Elliptical shell galaxy NGC 474.
Photo: P.-A. Duc (CEA, CFHT), Atlas 3D Collaboration
A couple of observations here. Shell galaxies are certainly spectacular, and it is a great APOD.
Galaxies with numerous shells always seem to be ellipticals. There are spiral galaxies with large, pretty spectacular halos, such as NGC 4414, seen here
in a picture by Adam Block. But the spiral galaxies with halos don't seem to have multiple shells. Moreover, the spiral galaxies that have large halos tend to be flocculent galaxies, with numerous short armlets instead of long, flowing arms.
The fact only "disturbed" galaxies seem to have multiple shells or large halos does indeed suggest that they are products of either collisions or mergers.
Waves lapping on Otama Beach.
Photo: Pseudopanax at English Wikipedia
I think of galactic shells or halos as one or a few great "waves of stars" that were caused by a collision or a merger. The shell expanded, taking a lot of stars with it, and then pulled back, but it left stars behind. These left-behind stars make up the shells or the halo.

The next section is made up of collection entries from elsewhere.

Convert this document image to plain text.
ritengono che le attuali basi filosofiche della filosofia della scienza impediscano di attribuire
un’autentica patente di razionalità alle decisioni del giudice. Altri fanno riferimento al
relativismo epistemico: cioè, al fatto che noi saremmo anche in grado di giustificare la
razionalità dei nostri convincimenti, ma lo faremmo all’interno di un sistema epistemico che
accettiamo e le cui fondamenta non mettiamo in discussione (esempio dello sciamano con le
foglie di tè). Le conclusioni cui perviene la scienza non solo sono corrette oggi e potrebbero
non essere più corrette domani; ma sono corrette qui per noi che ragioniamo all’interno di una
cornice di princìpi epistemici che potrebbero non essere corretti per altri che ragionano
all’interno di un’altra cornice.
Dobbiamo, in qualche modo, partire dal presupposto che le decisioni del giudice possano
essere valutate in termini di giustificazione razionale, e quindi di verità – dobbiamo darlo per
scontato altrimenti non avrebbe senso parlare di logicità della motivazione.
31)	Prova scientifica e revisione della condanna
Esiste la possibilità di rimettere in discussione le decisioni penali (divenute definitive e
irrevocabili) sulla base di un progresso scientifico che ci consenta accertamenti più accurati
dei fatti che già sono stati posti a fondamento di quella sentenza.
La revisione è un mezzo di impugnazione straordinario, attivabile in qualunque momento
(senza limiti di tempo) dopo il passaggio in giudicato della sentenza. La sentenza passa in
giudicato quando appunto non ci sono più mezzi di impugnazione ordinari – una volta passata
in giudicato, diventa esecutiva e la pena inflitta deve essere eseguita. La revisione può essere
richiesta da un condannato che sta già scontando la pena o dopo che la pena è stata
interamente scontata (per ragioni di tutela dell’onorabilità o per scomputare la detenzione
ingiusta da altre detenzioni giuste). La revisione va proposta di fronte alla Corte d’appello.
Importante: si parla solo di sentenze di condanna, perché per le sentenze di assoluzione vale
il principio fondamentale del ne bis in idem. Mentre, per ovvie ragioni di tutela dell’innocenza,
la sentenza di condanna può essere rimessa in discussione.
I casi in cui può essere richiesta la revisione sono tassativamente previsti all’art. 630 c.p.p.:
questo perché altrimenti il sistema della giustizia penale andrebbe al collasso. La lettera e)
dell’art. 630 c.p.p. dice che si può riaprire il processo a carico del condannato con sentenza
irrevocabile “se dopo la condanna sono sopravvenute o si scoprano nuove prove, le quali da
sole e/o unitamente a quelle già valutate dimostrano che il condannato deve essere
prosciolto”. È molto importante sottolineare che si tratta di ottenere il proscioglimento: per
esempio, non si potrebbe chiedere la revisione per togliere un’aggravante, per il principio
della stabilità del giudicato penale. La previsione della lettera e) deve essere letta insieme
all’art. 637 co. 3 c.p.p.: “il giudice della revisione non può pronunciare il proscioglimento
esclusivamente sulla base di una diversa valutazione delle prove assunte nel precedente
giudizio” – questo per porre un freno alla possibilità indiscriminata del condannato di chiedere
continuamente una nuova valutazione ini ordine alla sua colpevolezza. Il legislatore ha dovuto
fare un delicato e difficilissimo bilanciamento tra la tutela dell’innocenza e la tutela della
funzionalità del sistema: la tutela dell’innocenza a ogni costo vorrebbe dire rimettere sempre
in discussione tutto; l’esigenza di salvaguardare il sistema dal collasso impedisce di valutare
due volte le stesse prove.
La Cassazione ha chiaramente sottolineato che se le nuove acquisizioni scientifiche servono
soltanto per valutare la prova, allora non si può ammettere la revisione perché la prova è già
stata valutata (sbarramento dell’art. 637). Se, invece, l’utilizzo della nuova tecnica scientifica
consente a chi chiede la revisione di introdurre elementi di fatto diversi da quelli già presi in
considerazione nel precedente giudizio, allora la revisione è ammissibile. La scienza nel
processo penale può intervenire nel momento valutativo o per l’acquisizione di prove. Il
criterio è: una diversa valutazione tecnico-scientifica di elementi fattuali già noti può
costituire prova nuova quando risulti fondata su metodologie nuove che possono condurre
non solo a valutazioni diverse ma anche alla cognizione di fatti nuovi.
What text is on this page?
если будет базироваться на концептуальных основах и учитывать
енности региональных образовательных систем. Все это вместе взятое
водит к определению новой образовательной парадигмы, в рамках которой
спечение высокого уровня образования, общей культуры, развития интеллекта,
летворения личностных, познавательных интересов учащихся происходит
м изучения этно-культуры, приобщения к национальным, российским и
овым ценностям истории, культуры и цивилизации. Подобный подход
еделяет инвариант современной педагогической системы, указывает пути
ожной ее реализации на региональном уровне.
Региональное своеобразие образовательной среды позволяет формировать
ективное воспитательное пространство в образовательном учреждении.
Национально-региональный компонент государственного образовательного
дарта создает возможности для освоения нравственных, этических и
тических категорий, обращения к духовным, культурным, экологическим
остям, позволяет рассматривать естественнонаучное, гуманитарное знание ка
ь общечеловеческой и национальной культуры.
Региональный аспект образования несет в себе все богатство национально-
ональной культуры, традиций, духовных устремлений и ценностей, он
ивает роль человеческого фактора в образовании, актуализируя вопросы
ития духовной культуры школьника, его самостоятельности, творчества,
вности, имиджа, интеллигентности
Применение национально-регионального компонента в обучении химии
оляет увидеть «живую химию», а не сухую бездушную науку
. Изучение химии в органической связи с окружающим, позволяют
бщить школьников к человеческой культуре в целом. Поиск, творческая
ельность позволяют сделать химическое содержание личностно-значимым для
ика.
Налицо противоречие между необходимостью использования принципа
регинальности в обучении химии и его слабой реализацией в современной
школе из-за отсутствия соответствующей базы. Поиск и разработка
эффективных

M87 with huge numbers of globulars.
Photo: J.-C. Cuillandre (CFHT)
Another reflection I have to make is that it is quite hard to spot the globulars of galaxy PGC 42871, the galaxy that is the star of today's APOD. Of course, the galaxy is 270 million light-years away, which should make the spotting of globulars a handful even for Hubble. Or perhaps the globulars show up just fine in the original images, but they are harder to spot in the processed image made for public consumption.
Mysteriously, when I look at the large-sized version of today's APOD, I can spot a number of small white spots both inside PGC 42871 and outside it. There definitely seem to be several of them inside the small spiral galaxy at left in the APOD, too. But there also seems to be globulars between these to galaxies, and just generally globulars "in empty space". In other words, the globulars don't seem to be particularly densely packed inside PGC 42871. That makes for a big difference between PGC 42871 and M87 at right. Just look at the profusion of globulars inside this huge galaxy!
Then again, PGC 42871 is not a huge galaxy. At all. With a diameter of 20,000 light-years in length, it is rather puny. The shell galaxy in today's APOD would seem to be just a bit bigger than the Large Magellanic Cloud, whose diameter is 14,000 light-years
. Of course, if PGC 42871 is a "true elliptical" with a spherical distribution of stars, it is still much bigger than the pancake-flat LMC.